Home SportTop seed Swiatek, teenager Gauff reach French Open women’s singles final

Top seed Swiatek, teenager Gauff reach French Open women’s singles final

by Agency Report
0 comments

WORLD No.1 Iga Swiatek reached the French Open final for the second time in three years with a dominant 6-2, 6-1 win over 20th seed Daria Kasatkina in Paris yesterday.

In warm sunshine, the 2020 champion was tested early on but pulled away from the middle of the first set and clinched a convincing victory after 64 minutes.

It was her 34th straight victory, the joint-second longest streak on the WTA tour since 2000, one behind Venus Williams.

The Pole, who is now 20-2 at Roland-Garros, will play American Coco Gauff, who defeated Italy’s Martina Trevisan.

Swiatek had beaten Kasatkina handily in each of their three meetings earlier in 2022 but Kasatkina said she hoped it would not count for much, since she was recovering from Covid-19 at the time.

Swiatek began strongly with a good hold and then immediately put pressure on the Kasatkina serve.

Kasatkina, who had not dropped a set en route to the semi-final, saved three break points, one with an ace and another with a drop volley, but a backhand in the net gave Swiatek the break for 2-0. However, the No.20 seed was mixing up her game cleverly, trying not to give Swiatek the same shot twice and she broke back.

Meanwhile, Gauff is one step away from realising a teenage dream in Paris, surging home on Court Philippe-Chatrier to advance to her maiden Grand Slam final today.

The 18th seed denied Italian Martina Trevisan to become the first woman since Kim Clijsters in 2001 to reach the final of Roland-Garros.

Yet to drop a set in just her third Paris campaign, the 18-year-old defied early nerves to avenge a defeat to her 2020 conqueror, 6-3, 6-1, and set a final showdown with world No.1 Iga Swiatek.

The Italian provided one of the most heart-warming stories of Roland-Garros two years ago when as a 139th-ranked qualifier she reached the quarter-finals before eventual champion Swiatek ended her breakout spell.

Trevisan denied Gauff in the second round of that run and added seeded victims Maria Sakkari and Kiki Bertens to her list.

The 28-year-old Florentine had rediscovered some of that form as she entered her first Grand Slam semi-final on a 10-match winning streak, following a maiden title in Rabat.

Gauff’s focus had narrowed since a first major quarter-final in Paris a year ago.

It never shifted beyond winning the next match rather than going all the way these days.

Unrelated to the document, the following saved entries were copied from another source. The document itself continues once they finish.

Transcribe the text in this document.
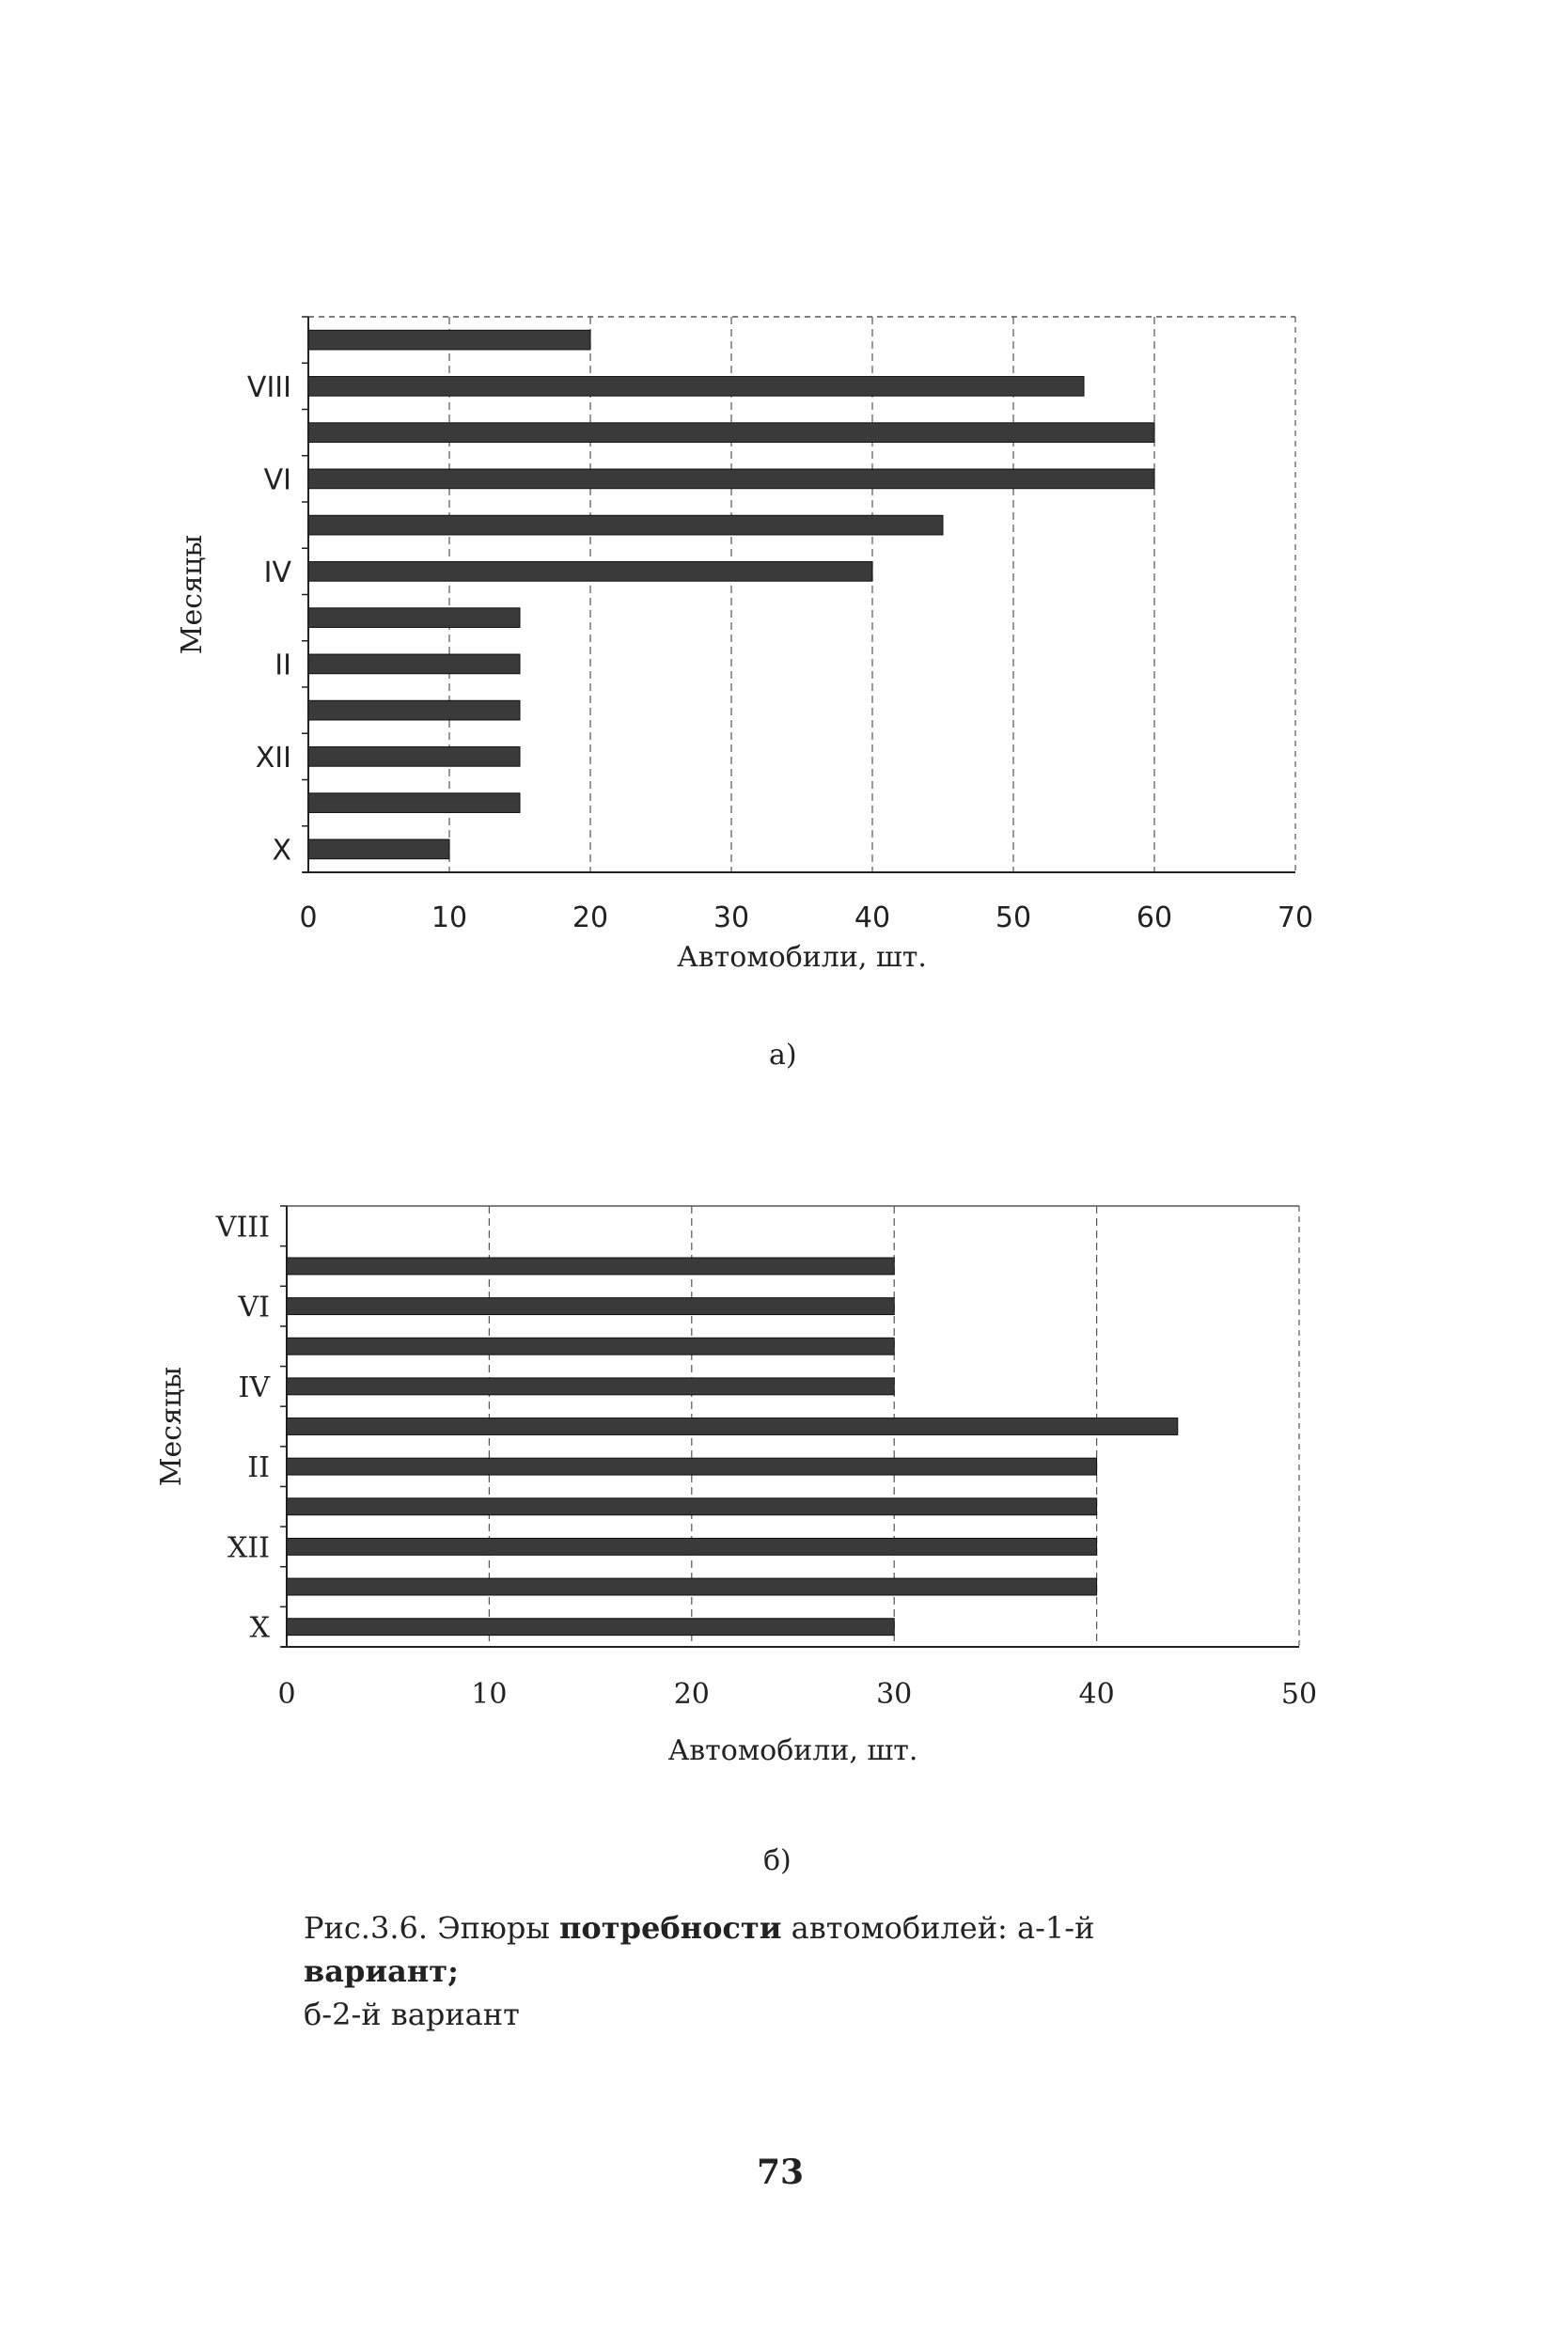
X
XII
II
IV
VI
VIII
0	10	20	30	40	50	60	70
Автомобили, шт.
Месяцы
а)
X
XII
II
IV
VI
VIII
0	10	20	30	40	50
Автомобили, шт.
Месяцы
б)
Рис.3.6. Эпюры потребности автомобилей: а-1-й вариант;
б-2-й вариант
73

It had served her well through five previous rounds and did so again.
Gauff made a more nervous start as she netted a volley and made a poor drop-shot attempt before salvaging her opening service game.

Two double faults and a wild forehand hooked wide cost Trevisan an early break but with her opponent somewhat rattled by a line-call disagreement, she could not consolidate.

The Italian lefty was not overawed and pegged back the break each time.

But after five successive games in which neither could hold, Gauff finally bucked the trend.

Momentum was tough to secure but had ultimately shifted when Trevisan’s 22nd unforced error surrendered her fourth straight break and with it, the opening set after 44 minutes.

After eight and a half hours on court since the start of the tournament – 90 minutes more than her younger rival – Trevisan called for the trainer to treat her upper right leg.